Epilepsy aside, sometimes we all just need a break — whether it’s children with special needs, or their overwhelmed parents who cannot fathom being “on duty” for one more minute; couples desperate to reconnect over adult conversation, or children that have missed naps and are grouchy beyond being reasoned with.
If a tablet can calm temporarily calm a difficult situation, then I say more power to you! I won’t judge you for a minute, or assume that just because I see your kid on a tablet, that it’s the only thing they ever do.
My life cannot always stop just because my son needs a break. Epilepsy is unpredictable and I would be chained to the house if I halted my life because of it. That is not a luxury I have with another child to attend to, and things that I need to get done. It’s not even what I want for my son. But this is his life, and I want to immerse him in all its experiences, as much as I can; even if that means that some days, it’s only absorbed in glimpses when he looks up from a screen.

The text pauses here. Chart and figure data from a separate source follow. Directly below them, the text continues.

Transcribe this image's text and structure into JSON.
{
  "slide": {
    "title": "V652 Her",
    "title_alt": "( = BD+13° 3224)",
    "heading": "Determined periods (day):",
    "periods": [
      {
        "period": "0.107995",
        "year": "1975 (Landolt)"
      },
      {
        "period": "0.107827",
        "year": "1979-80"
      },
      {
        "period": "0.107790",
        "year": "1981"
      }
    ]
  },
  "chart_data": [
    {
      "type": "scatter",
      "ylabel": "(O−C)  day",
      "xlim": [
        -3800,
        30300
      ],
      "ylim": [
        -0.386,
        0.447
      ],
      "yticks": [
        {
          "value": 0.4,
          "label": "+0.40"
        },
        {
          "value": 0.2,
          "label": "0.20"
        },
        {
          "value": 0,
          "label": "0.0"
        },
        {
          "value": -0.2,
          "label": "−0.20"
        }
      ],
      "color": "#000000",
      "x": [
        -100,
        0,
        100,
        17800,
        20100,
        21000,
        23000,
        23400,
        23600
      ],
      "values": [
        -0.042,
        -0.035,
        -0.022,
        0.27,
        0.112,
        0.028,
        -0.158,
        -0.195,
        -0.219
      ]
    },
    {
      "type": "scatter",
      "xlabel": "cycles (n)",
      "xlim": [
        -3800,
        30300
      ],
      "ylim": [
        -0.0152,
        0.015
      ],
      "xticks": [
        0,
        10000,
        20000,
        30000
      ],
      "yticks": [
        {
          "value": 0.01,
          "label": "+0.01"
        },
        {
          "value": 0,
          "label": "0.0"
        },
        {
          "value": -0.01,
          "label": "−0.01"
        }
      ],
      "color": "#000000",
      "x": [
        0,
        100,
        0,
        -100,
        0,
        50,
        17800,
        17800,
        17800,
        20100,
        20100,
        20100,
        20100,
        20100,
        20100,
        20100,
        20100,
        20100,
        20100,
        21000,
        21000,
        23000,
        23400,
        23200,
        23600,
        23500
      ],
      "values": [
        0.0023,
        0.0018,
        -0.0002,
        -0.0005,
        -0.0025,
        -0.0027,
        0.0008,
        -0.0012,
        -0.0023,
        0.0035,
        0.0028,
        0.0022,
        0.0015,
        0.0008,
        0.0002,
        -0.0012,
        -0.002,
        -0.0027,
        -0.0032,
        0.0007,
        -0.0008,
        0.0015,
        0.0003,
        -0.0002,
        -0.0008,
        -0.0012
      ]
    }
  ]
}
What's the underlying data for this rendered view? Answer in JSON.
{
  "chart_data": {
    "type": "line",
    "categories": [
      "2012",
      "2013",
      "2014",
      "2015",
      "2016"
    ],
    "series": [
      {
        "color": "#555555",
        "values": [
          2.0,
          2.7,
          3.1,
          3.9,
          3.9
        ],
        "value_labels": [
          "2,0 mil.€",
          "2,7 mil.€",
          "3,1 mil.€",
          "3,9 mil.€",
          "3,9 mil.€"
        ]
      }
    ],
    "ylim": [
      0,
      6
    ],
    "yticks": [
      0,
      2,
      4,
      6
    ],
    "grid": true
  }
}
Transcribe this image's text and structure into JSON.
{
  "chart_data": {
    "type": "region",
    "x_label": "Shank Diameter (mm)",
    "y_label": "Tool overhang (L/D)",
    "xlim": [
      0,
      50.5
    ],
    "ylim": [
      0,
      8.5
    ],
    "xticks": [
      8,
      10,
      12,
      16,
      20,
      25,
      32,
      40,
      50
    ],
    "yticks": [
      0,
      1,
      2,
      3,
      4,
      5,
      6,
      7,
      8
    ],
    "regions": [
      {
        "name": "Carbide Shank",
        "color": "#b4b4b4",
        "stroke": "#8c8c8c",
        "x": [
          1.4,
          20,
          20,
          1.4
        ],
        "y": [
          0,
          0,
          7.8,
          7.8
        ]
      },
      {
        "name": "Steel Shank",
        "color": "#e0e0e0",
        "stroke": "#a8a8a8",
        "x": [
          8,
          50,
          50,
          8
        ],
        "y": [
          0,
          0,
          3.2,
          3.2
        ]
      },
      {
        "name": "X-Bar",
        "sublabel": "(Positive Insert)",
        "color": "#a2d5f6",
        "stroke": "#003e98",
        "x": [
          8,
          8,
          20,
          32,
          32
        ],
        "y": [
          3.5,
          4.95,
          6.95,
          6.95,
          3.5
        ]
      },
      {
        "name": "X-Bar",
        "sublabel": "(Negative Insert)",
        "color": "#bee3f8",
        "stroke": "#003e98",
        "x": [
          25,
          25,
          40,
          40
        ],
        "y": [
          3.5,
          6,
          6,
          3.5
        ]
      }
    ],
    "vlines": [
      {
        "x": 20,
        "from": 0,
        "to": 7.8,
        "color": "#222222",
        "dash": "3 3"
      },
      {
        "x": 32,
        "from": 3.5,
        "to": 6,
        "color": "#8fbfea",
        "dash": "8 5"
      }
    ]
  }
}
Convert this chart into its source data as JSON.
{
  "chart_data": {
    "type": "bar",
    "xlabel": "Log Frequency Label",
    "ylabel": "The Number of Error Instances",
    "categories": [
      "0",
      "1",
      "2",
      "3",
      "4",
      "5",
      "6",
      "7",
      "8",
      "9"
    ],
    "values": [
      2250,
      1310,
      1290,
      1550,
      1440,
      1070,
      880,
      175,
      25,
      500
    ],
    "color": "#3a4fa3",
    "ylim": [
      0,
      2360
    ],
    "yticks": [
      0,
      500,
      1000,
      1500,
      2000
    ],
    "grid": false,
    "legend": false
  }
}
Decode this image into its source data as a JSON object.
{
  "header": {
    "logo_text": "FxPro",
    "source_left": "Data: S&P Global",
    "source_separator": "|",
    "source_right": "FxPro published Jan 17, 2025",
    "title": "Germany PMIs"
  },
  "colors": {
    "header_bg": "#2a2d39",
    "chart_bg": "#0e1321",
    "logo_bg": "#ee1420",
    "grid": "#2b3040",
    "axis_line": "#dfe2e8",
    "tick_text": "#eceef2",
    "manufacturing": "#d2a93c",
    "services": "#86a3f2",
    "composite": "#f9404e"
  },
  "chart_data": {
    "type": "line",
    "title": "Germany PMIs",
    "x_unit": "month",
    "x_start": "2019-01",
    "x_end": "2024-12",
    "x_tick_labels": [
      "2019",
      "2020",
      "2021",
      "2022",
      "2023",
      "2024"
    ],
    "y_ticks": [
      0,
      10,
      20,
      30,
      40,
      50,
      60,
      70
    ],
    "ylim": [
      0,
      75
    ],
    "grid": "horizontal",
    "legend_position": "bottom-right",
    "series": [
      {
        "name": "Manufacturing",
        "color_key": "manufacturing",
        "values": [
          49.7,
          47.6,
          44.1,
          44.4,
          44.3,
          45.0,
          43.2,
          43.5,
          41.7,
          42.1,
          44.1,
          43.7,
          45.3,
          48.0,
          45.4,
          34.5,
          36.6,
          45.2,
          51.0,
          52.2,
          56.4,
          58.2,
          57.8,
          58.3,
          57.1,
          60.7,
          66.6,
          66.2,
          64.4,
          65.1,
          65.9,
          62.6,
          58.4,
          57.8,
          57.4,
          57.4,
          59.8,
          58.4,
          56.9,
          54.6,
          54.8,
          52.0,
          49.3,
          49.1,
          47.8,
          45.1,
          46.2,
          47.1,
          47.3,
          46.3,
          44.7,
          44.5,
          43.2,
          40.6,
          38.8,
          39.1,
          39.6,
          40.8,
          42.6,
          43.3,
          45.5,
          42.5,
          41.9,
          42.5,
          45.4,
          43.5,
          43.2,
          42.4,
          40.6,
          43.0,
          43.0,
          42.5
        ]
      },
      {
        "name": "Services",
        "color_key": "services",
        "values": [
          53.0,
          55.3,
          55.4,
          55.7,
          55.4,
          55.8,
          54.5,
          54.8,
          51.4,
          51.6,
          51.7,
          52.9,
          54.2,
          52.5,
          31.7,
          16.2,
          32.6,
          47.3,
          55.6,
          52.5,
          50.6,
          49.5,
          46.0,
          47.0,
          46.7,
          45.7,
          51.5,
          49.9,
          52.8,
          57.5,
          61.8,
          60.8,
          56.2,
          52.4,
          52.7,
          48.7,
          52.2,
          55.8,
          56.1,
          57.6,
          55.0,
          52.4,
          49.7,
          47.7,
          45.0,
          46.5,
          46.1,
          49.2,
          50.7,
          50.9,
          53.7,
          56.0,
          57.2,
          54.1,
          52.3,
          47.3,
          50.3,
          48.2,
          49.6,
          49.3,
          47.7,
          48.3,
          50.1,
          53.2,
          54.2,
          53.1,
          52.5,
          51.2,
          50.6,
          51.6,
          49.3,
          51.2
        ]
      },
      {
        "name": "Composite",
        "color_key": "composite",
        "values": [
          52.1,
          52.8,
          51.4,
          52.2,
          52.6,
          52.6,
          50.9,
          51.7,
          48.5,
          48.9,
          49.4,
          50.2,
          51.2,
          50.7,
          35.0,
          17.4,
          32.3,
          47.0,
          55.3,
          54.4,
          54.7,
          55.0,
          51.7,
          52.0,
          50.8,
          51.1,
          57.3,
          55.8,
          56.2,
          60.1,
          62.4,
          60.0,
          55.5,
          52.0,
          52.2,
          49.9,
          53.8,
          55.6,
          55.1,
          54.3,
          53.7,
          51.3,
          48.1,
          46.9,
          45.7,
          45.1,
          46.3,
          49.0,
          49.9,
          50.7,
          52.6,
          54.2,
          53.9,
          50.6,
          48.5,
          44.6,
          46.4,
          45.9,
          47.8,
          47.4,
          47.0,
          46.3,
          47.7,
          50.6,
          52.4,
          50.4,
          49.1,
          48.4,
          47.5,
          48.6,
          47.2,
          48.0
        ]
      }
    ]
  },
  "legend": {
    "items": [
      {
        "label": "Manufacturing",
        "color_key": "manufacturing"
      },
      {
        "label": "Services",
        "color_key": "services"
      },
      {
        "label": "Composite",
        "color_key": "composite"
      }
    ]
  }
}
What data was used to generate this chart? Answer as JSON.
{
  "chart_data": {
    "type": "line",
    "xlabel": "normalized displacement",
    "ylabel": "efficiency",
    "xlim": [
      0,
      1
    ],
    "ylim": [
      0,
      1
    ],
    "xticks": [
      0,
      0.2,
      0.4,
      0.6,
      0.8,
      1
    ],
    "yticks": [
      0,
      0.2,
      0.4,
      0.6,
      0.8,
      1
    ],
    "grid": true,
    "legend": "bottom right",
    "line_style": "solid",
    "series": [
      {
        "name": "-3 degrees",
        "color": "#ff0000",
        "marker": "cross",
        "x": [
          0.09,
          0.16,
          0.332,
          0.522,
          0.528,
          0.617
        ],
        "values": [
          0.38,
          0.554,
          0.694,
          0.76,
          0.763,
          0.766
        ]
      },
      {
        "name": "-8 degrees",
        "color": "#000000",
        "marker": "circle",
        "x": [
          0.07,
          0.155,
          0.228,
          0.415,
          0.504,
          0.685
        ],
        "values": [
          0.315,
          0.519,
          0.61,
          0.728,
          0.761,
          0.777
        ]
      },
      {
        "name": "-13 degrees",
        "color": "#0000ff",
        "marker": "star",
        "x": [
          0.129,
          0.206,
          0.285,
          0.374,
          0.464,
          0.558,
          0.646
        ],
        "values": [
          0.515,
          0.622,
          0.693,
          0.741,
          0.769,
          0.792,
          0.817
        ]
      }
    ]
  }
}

I don’t pretend to have all the answers, and right now, this is the best solution that I can come up with. It’s not perfect, but it works for us, and if there’s anything that I’ve learned over the course of my parenting career, it’s that sometimes, you just throw out the plans you had, and do what works best for your kids.
Some days I aim for the moon, and settle for a tablet in the middle of a children’s museum instead. And if I see you there, doing the same thing, I won’t judge you for it.
I trust you, because you know your kids better than I do.